NE TÜR YAKINMALARA YOL AÇAR?

. Tiroid nodülleri fazla büyüdüklerinde ya da kanserleştiklerinde ne tür yakınmalara yol açarlar?

‘‘Kanserleşmede önemli belirtilerden bir tanesi tiroidin yan veya orta boyundaki lenfatiklere metastaz yapmasıdır. Yan boyunda metastaz yaptığı zaman ele de gelebilir. İkincisi, ses değişikliği yapabilir.

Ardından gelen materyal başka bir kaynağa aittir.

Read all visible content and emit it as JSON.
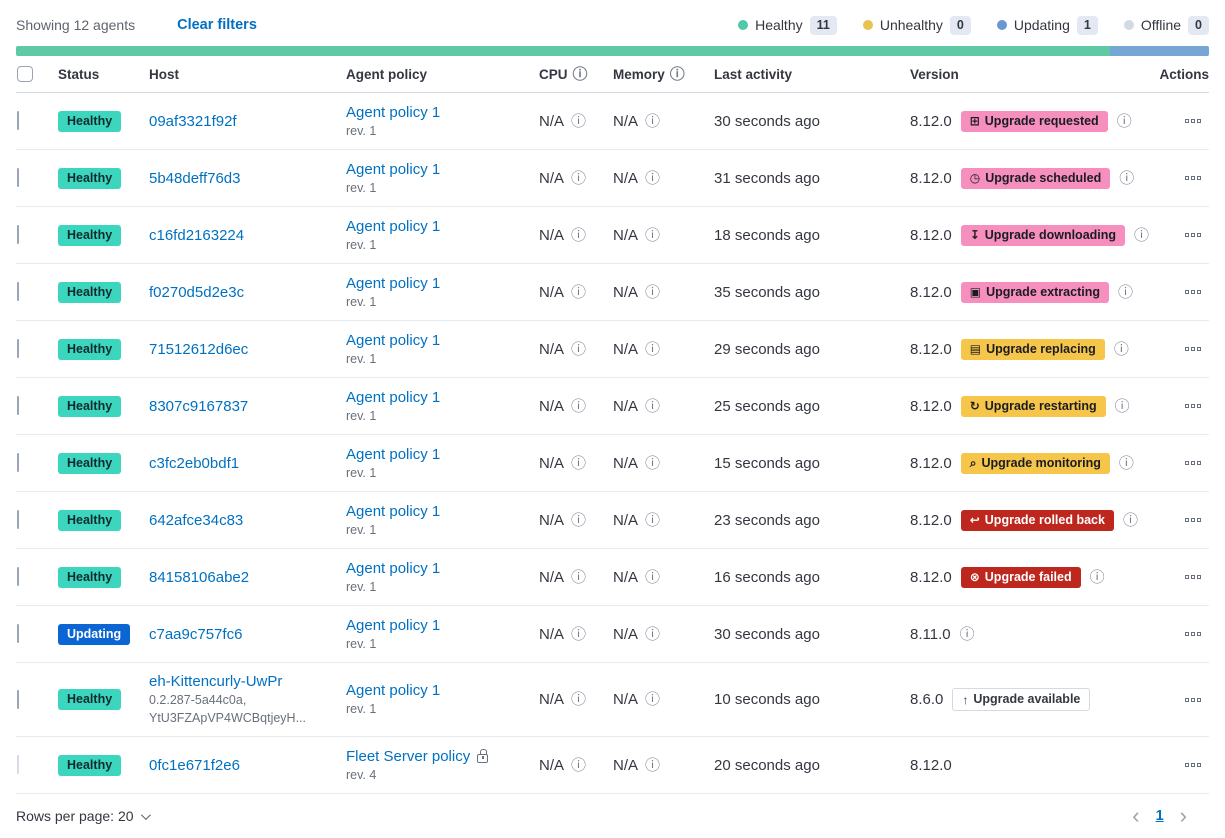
{
  "colors": {
    "link": "#0071c2",
    "healthy_bg": "#3cd6be",
    "updating_bg": "#0b65d2",
    "pink_bg": "#f68fbe",
    "yellow_bg": "#f6c64b",
    "red_bg": "#bd271e",
    "bar_green": "#5fc9a6",
    "bar_blue": "#76a6d4",
    "dot_healthy": "#4fc9a8",
    "dot_unhealthy": "#e7c34f",
    "dot_updating": "#6897d2",
    "dot_offline": "#d3dae6"
  },
  "icons": {
    "info": "ⓘ",
    "calendar": "⊞",
    "clock": "◷",
    "download": "↧",
    "package": "▣",
    "document": "▤",
    "refresh": "↻",
    "inspect": "⌕",
    "return": "↩",
    "cross": "⊗",
    "arrow-up": "↑"
  },
  "toolbar": {
    "showing": "Showing 12 agents",
    "clear_filters": "Clear filters"
  },
  "legend": [
    {
      "label": "Healthy",
      "count": "11",
      "type": "healthy"
    },
    {
      "label": "Unhealthy",
      "count": "0",
      "type": "unhealthy"
    },
    {
      "label": "Updating",
      "count": "1",
      "type": "updating"
    },
    {
      "label": "Offline",
      "count": "0",
      "type": "offline"
    }
  ],
  "progress": {
    "segments": [
      {
        "color": "bar_green",
        "fraction": 0.917
      },
      {
        "color": "bar_blue",
        "fraction": 0.083
      }
    ]
  },
  "table": {
    "headers": {
      "status": "Status",
      "host": "Host",
      "policy": "Agent policy",
      "cpu": "CPU",
      "memory": "Memory",
      "last_activity": "Last activity",
      "version": "Version",
      "actions": "Actions"
    }
  },
  "rows": [
    {
      "status": {
        "label": "Healthy",
        "type": "healthy"
      },
      "host": {
        "name": "09af3321f92f"
      },
      "policy": {
        "name": "Agent policy 1",
        "rev": "rev. 1",
        "lock": false
      },
      "cpu": "N/A",
      "memory": "N/A",
      "last_activity": "30 seconds ago",
      "version": "8.12.0",
      "upgrade_badge": {
        "label": "Upgrade requested",
        "type": "pink",
        "icon": "calendar"
      },
      "version_info": true,
      "checkbox_disabled": false
    },
    {
      "status": {
        "label": "Healthy",
        "type": "healthy"
      },
      "host": {
        "name": "5b48deff76d3"
      },
      "policy": {
        "name": "Agent policy 1",
        "rev": "rev. 1",
        "lock": false
      },
      "cpu": "N/A",
      "memory": "N/A",
      "last_activity": "31 seconds ago",
      "version": "8.12.0",
      "upgrade_badge": {
        "label": "Upgrade scheduled",
        "type": "pink",
        "icon": "clock"
      },
      "version_info": true,
      "checkbox_disabled": false
    },
    {
      "status": {
        "label": "Healthy",
        "type": "healthy"
      },
      "host": {
        "name": "c16fd2163224"
      },
      "policy": {
        "name": "Agent policy 1",
        "rev": "rev. 1",
        "lock": false
      },
      "cpu": "N/A",
      "memory": "N/A",
      "last_activity": "18 seconds ago",
      "version": "8.12.0",
      "upgrade_badge": {
        "label": "Upgrade downloading",
        "type": "pink",
        "icon": "download"
      },
      "version_info": true,
      "checkbox_disabled": false
    },
    {
      "status": {
        "label": "Healthy",
        "type": "healthy"
      },
      "host": {
        "name": "f0270d5d2e3c"
      },
      "policy": {
        "name": "Agent policy 1",
        "rev": "rev. 1",
        "lock": false
      },
      "cpu": "N/A",
      "memory": "N/A",
      "last_activity": "35 seconds ago",
      "version": "8.12.0",
      "upgrade_badge": {
        "label": "Upgrade extracting",
        "type": "pink",
        "icon": "package"
      },
      "version_info": true,
      "checkbox_disabled": false
    },
    {
      "status": {
        "label": "Healthy",
        "type": "healthy"
      },
      "host": {
        "name": "71512612d6ec"
      },
      "policy": {
        "name": "Agent policy 1",
        "rev": "rev. 1",
        "lock": false
      },
      "cpu": "N/A",
      "memory": "N/A",
      "last_activity": "29 seconds ago",
      "version": "8.12.0",
      "upgrade_badge": {
        "label": "Upgrade replacing",
        "type": "yellow",
        "icon": "document"
      },
      "version_info": true,
      "checkbox_disabled": false
    },
    {
      "status": {
        "label": "Healthy",
        "type": "healthy"
      },
      "host": {
        "name": "8307c9167837"
      },
      "policy": {
        "name": "Agent policy 1",
        "rev": "rev. 1",
        "lock": false
      },
      "cpu": "N/A",
      "memory": "N/A",
      "last_activity": "25 seconds ago",
      "version": "8.12.0",
      "upgrade_badge": {
        "label": "Upgrade restarting",
        "type": "yellow",
        "icon": "refresh"
      },
      "version_info": true,
      "checkbox_disabled": false
    },
    {
      "status": {
        "label": "Healthy",
        "type": "healthy"
      },
      "host": {
        "name": "c3fc2eb0bdf1"
      },
      "policy": {
        "name": "Agent policy 1",
        "rev": "rev. 1",
        "lock": false
      },
      "cpu": "N/A",
      "memory": "N/A",
      "last_activity": "15 seconds ago",
      "version": "8.12.0",
      "upgrade_badge": {
        "label": "Upgrade monitoring",
        "type": "yellow",
        "icon": "inspect"
      },
      "version_info": true,
      "checkbox_disabled": false
    },
    {
      "status": {
        "label": "Healthy",
        "type": "healthy"
      },
      "host": {
        "name": "642afce34c83"
      },
      "policy": {
        "name": "Agent policy 1",
        "rev": "rev. 1",
        "lock": false
      },
      "cpu": "N/A",
      "memory": "N/A",
      "last_activity": "23 seconds ago",
      "version": "8.12.0",
      "upgrade_badge": {
        "label": "Upgrade rolled back",
        "type": "red",
        "icon": "return"
      },
      "version_info": true,
      "checkbox_disabled": false
    },
    {
      "status": {
        "label": "Healthy",
        "type": "healthy"
      },
      "host": {
        "name": "84158106abe2"
      },
      "policy": {
        "name": "Agent policy 1",
        "rev": "rev. 1",
        "lock": false
      },
      "cpu": "N/A",
      "memory": "N/A",
      "last_activity": "16 seconds ago",
      "version": "8.12.0",
      "upgrade_badge": {
        "label": "Upgrade failed",
        "type": "red",
        "icon": "cross"
      },
      "version_info": true,
      "checkbox_disabled": false
    },
    {
      "status": {
        "label": "Updating",
        "type": "updating"
      },
      "host": {
        "name": "c7aa9c757fc6"
      },
      "policy": {
        "name": "Agent policy 1",
        "rev": "rev. 1",
        "lock": false
      },
      "cpu": "N/A",
      "memory": "N/A",
      "last_activity": "30 seconds ago",
      "version": "8.11.0",
      "upgrade_badge": null,
      "version_info": true,
      "checkbox_disabled": false
    },
    {
      "status": {
        "label": "Healthy",
        "type": "healthy"
      },
      "host": {
        "name": "eh-Kittencurly-UwPr",
        "sub": [
          "0.2.287-5a44c0a,",
          "YtU3FZApVP4WCBqtjeyH..."
        ]
      },
      "policy": {
        "name": "Agent policy 1",
        "rev": "rev. 1",
        "lock": false
      },
      "cpu": "N/A",
      "memory": "N/A",
      "last_activity": "10 seconds ago",
      "version": "8.6.0",
      "upgrade_badge": {
        "label": "Upgrade available",
        "type": "outline",
        "icon": "arrow-up"
      },
      "version_info": false,
      "checkbox_disabled": false
    },
    {
      "status": {
        "label": "Healthy",
        "type": "healthy"
      },
      "host": {
        "name": "0fc1e671f2e6"
      },
      "policy": {
        "name": "Fleet Server policy",
        "rev": "rev. 4",
        "lock": true
      },
      "cpu": "N/A",
      "memory": "N/A",
      "last_activity": "20 seconds ago",
      "version": "8.12.0",
      "upgrade_badge": null,
      "version_info": false,
      "checkbox_disabled": true
    }
  ],
  "footer": {
    "rows_per_page": "Rows per page: 20",
    "page": "1"
  }
}
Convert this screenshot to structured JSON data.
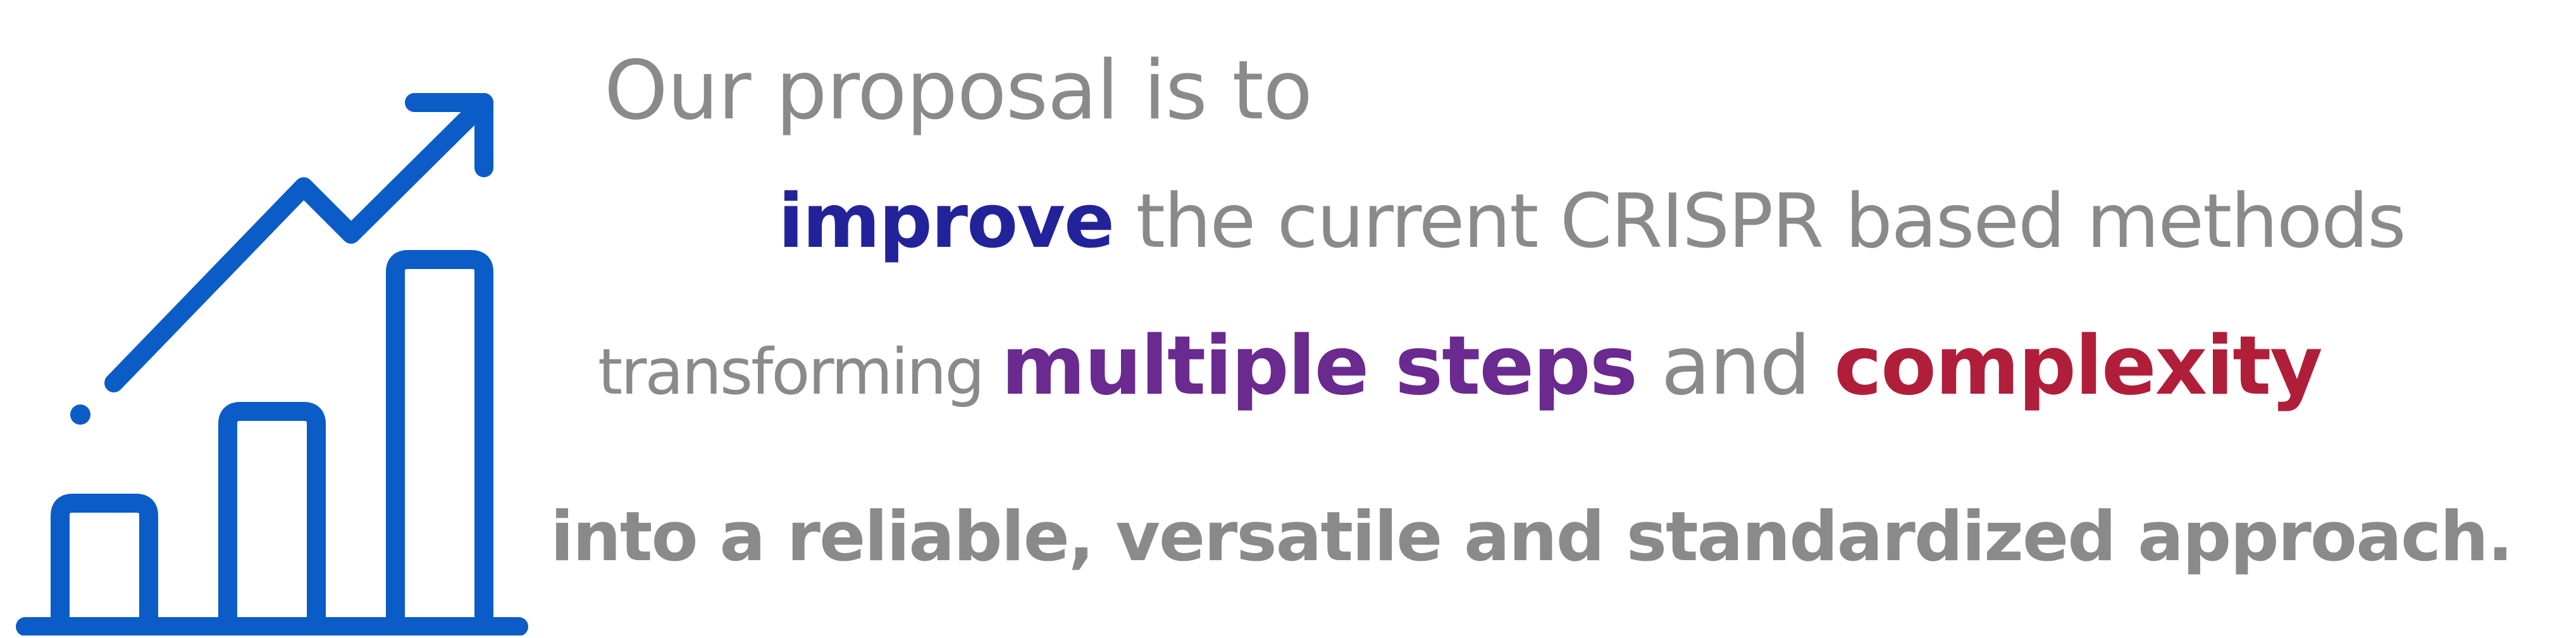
{
  "colors": {
    "icon": "#0b5cc7",
    "gray": "#8a8a8a",
    "navy": "#22239a",
    "purple": "#6a2a8f",
    "crimson": "#b01e3a"
  },
  "icon": {
    "name": "growth-chart-icon"
  },
  "text": {
    "line1": "Our proposal is to",
    "line2_emphasis": "improve",
    "line2_rest": " the current CRISPR based methods",
    "line3_lead": "transforming ",
    "line3_emphasis1": "multiple steps",
    "line3_mid": " and ",
    "line3_emphasis2": "complexity",
    "line4": "into a reliable, versatile and standardized approach."
  }
}
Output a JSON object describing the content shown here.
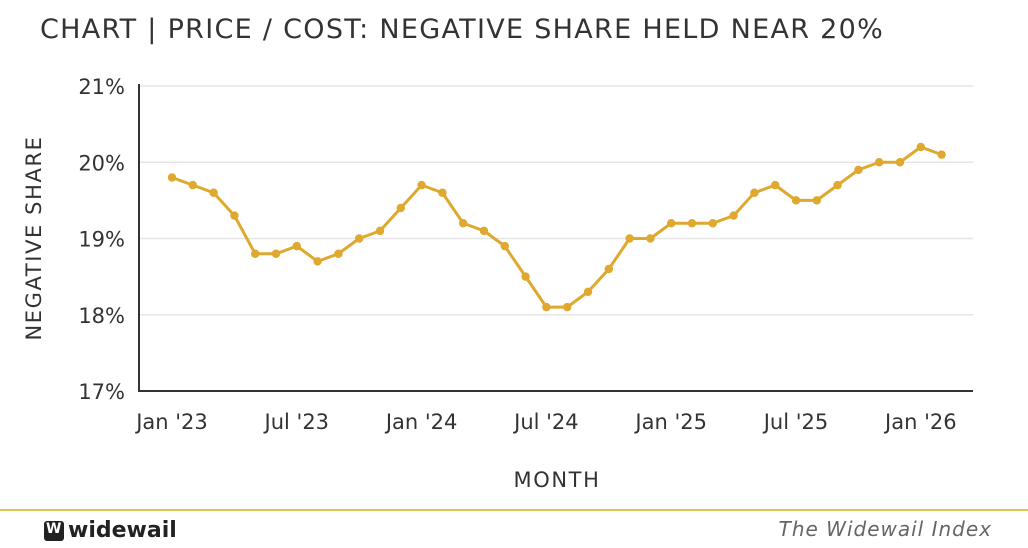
{
  "title": "CHART | PRICE / COST: NEGATIVE SHARE HELD NEAR 20%",
  "footer": {
    "brand": "widewail",
    "index_name": "The Widewail Index"
  },
  "colors": {
    "line": "#dfa82e",
    "grid": "#e6e6e6",
    "axis": "#333333",
    "footer_rule": "#e7c253"
  },
  "chart_data": {
    "type": "line",
    "title": "CHART | PRICE / COST: NEGATIVE SHARE HELD NEAR 20%",
    "xlabel": "MONTH",
    "ylabel": "NEGATIVE SHARE",
    "ylim": [
      17,
      21
    ],
    "y_ticks": [
      "17%",
      "18%",
      "19%",
      "20%",
      "21%"
    ],
    "x_ticks": [
      "Jan '23",
      "Jul '23",
      "Jan '24",
      "Jul '24",
      "Jan '25",
      "Jul '25",
      "Jan '26"
    ],
    "grid": true,
    "x": [
      "2023-01",
      "2023-02",
      "2023-03",
      "2023-04",
      "2023-05",
      "2023-06",
      "2023-07",
      "2023-08",
      "2023-09",
      "2023-10",
      "2023-11",
      "2023-12",
      "2024-01",
      "2024-02",
      "2024-03",
      "2024-04",
      "2024-05",
      "2024-06",
      "2024-07",
      "2024-08",
      "2024-09",
      "2024-10",
      "2024-11",
      "2024-12",
      "2025-01",
      "2025-02",
      "2025-03",
      "2025-04",
      "2025-05",
      "2025-06",
      "2025-07",
      "2025-08",
      "2025-09",
      "2025-10",
      "2025-11",
      "2025-12",
      "2026-01",
      "2026-02"
    ],
    "series": [
      {
        "values": [
          19.8,
          19.7,
          19.6,
          19.3,
          18.8,
          18.8,
          18.9,
          18.7,
          18.8,
          19.0,
          19.1,
          19.4,
          19.7,
          19.6,
          19.2,
          19.1,
          18.9,
          18.5,
          18.1,
          18.1,
          18.3,
          18.6,
          19.0,
          19.0,
          19.2,
          19.2,
          19.2,
          19.3,
          19.6,
          19.7,
          19.5,
          19.5,
          19.7,
          19.9,
          20.0,
          20.0,
          20.2,
          20.1
        ]
      }
    ]
  }
}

Özellikle tiroidin arkasında bir nodül varsa, ses teline gelen sinirler arkadan geçtiği için, buraya bası yaparak seste bozukluğa yol açabilir. Böyle bir belirti varsa uyanık davranmak gerekir. Üçüncüsü ani büyümelerdir. Genellikle nodül içindeki kanamadan olur ama kanserleşmeden de olabilir. Nodülün çapına ve özelliklerine göre takipte olan bir hastanın 6 ayda veya 1 senede kolay kolay kanserin olumsuz etkilerine yakalanması mümkün değildir. Çünkü hızlı seyretmez. Onun için bir sene sonra gel dediğimizde hasta paniğe kapılmamalıdır.’’

TİROİD NODÜLLERİNİN TAKİBİ

. Sıcak ya da soğuk, kontrolleri düzgün ya da değil, tekil ya da çoğul, kadında veya erkekte oluşu gibi faktörlere bağlı olarak tiroid nodüllerinin takip sıklığı da değişir mi?

‘‘Tiroid nodülleri takipte olması gereken nodüllerdir. Örneğin sıcak bir nodülse çaptan ziyade tiroid fonksiyonlarını takip etmek gerekir. Hasta ilaç kullanıyorsa dozajını ayarlamak ve hormonu azaltmak için aylık kontroller yapılır. Çünkü aşırı hormonun yan tesiri vardır. Fonksiyonu normal organik bir lezyon, buna yönelik organik bir kanser riski taşıyorsa kontroller altı aylık periyotlarla olur. Biyopsi selimse bir sene sonra tekrar edilerek güvenli hale getirilir. Ama çok ufak bir çaptaysa altı aylık ila bir senelik takiplerle hasta kontrolde kalabilir.’’

AMELİYAT NE ZAMAN ÖNERİLİYOR?

. Bir hastaya ne zaman tiroidindeki nodül nedeniyle ameliyat önerilir?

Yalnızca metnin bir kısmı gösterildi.